Why should anyone read the book?

I'm on the train on my phone so this will probably be choppy.

Why would anyone want to read this book? I've been thinking of little else for weeks. I am unable to concentrate on other things while I have this puzzle in my brain. I know why I wrote it. I wrote it for my kids because someday they deserve to know the story of me even if I die and can't tell them myself. That could be satisfied by hitting print and putting the book in a drawer for a few decades until they hit their majority.

Why should anyone else read this? I'm not sure there is a should. If there is a should involved it revolves around the idea that we are all locked in the perspective of our own narrow experiences. We can't know what we dont know.  My life was not normal by any reasonable measure. Yet I'm not alone. Millions of children suffer like I did: in silence, alone, believing they deserve what happens to them.

My life journey seems to be learning how to find out what I don't know, specifically how to be a good person. I don't know now. I don't know if I am a good person. I have never believed so. I would like to believe that. The first step is forgiving myself for the things I couldn't control or change as a child. I had to write a whole book before I really understood what happened to me. I had to be thirty years old and have my husband explain to me that I was tortured. It never felt like torture it just felt like life.

You only know what you know.

It is hyperbole to say that I only knew pain until I was eighteen. Barely. I experienced more pain than I should have. Since adulthood I have slowly and carefully tried to learn how to stop bringing more pain into my life. When you have been tortured you go on to bring more pain into your life because it is uncomfortable to be in an unfamiliar state: namely lack of pain. I want to like me enough to stop inviting pain. I have good teachers.  My daughters teach me who I want to be. They are full of love and joy. I want to be like them.

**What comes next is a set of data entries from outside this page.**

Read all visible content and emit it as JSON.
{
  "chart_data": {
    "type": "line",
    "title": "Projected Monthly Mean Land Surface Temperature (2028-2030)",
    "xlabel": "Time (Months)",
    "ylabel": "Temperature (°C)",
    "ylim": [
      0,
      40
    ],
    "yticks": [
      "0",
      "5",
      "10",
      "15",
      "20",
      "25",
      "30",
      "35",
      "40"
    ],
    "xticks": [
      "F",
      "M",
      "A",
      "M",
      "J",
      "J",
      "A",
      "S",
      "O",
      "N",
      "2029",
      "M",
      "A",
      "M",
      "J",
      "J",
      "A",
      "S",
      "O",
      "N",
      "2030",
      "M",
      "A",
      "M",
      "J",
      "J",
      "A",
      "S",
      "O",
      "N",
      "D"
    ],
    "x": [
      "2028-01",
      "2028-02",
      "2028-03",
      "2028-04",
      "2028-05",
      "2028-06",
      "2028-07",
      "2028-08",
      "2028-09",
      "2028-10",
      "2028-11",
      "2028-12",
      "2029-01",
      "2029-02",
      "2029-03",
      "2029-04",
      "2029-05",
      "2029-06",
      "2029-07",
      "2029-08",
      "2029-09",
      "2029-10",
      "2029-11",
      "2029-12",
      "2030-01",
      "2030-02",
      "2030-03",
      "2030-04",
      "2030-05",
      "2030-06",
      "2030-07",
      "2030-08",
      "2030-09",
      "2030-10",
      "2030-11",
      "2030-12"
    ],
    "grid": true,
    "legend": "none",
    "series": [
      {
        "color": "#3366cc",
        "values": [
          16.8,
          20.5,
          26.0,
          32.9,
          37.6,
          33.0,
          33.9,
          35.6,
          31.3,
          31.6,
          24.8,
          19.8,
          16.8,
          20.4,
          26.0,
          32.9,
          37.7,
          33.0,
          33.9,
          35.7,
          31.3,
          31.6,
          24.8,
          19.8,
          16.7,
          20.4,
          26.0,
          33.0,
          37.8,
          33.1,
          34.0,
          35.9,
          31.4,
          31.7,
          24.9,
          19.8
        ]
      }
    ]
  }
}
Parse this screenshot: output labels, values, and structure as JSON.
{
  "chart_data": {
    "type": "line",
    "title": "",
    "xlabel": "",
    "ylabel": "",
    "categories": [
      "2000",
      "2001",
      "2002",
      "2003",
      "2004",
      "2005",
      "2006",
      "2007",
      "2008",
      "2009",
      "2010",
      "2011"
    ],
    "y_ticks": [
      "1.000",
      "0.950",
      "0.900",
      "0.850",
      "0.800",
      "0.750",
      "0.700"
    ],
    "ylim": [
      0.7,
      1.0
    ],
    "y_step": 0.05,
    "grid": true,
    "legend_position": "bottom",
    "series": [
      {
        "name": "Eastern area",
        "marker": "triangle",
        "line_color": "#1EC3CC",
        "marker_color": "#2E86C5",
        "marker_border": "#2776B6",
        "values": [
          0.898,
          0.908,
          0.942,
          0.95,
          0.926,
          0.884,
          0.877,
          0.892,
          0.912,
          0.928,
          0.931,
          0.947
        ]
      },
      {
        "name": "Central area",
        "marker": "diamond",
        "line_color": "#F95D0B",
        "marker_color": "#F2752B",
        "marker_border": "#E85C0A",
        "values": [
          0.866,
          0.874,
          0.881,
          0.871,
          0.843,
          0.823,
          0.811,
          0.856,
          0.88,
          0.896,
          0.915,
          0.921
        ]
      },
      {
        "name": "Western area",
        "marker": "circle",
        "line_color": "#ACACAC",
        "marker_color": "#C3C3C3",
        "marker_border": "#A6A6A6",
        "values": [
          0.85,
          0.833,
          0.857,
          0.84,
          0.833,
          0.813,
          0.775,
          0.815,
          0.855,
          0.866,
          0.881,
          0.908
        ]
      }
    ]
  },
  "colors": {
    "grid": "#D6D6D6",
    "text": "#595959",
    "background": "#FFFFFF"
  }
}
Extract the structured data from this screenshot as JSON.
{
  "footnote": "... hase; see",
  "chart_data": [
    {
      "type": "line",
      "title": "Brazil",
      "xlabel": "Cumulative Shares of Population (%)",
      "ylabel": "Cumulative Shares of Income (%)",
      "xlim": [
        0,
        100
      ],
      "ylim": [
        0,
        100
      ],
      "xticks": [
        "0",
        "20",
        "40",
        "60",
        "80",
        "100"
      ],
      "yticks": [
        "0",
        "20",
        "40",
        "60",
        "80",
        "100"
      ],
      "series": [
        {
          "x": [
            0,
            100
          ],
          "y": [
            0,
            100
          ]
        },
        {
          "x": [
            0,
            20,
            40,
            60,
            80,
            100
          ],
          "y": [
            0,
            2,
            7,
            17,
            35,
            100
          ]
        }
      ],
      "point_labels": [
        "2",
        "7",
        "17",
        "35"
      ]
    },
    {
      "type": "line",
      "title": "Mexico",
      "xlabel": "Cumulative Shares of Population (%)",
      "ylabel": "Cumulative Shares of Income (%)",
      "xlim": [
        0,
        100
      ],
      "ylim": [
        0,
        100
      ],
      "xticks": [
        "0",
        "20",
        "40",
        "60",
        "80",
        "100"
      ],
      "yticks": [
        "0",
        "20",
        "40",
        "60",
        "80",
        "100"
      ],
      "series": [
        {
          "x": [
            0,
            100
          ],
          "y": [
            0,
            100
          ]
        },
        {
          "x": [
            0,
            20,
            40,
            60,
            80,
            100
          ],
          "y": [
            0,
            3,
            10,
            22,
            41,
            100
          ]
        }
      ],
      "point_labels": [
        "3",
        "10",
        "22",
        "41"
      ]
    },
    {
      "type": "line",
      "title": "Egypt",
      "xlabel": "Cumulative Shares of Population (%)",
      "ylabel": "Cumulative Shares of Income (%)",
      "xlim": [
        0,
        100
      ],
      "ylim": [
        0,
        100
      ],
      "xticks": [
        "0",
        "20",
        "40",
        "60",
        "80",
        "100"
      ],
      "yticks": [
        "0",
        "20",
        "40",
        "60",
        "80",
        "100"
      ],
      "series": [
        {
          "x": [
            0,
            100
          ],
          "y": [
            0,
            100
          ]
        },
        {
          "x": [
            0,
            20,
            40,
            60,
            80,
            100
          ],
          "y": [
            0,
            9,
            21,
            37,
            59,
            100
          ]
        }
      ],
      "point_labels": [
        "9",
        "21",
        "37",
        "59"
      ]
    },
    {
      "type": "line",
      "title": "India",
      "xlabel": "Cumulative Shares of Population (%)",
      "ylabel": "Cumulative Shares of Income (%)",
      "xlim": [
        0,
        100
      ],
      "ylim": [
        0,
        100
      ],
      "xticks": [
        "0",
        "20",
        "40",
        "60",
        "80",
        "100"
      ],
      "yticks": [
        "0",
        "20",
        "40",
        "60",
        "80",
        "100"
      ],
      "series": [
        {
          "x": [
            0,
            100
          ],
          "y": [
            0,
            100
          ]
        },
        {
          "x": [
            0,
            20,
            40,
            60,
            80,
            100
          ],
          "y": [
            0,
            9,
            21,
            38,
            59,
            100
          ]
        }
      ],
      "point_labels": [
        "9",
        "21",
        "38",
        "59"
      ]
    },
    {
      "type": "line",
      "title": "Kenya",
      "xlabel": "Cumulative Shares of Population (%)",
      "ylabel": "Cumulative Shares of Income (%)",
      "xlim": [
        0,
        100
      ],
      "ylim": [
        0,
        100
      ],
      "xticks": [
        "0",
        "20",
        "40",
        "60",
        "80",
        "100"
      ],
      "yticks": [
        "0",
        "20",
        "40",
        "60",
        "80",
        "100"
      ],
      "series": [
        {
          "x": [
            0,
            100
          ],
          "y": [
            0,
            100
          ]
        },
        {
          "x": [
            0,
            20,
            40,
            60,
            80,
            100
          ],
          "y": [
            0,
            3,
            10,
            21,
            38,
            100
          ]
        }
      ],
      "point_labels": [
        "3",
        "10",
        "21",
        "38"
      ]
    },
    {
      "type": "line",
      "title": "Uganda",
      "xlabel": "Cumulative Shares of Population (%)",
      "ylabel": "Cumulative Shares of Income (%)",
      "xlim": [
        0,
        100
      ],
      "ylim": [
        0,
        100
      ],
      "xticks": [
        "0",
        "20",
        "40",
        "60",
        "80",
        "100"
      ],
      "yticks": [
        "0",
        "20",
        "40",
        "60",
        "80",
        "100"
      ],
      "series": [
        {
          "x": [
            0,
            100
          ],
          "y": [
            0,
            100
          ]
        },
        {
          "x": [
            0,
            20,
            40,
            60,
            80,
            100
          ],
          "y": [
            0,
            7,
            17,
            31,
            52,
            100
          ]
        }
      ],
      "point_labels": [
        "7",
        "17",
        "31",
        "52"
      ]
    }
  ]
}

Why should anyone read this book? To share my grief and provide me with invisible community so even if I never meet you my grief can be less because you carry a speck for me. Because people need to learn how to look at children and recognise signs of crisis so more children do not suffer like I did. The system failed me spectacularly. I don't want all the other abused children to go unseen either.

Why should anyone read this book? Because you are part of the community of human beings and we are all responsible for one another a little.

Why should anyone read this book? Because it will probably make you very uncomfortable that things like this happen in the world. Silence is consent. Everyone who chose to remain ignorant and involved when I was a child damned me to living in hell. I don't want anyone else to have that experience. The silencing of victims, no, of survivors has to stop. It has to.

It has to or we will continue to convince small children that they deserve to be raped and beaten for being bad. I was not bad. I just wasn't.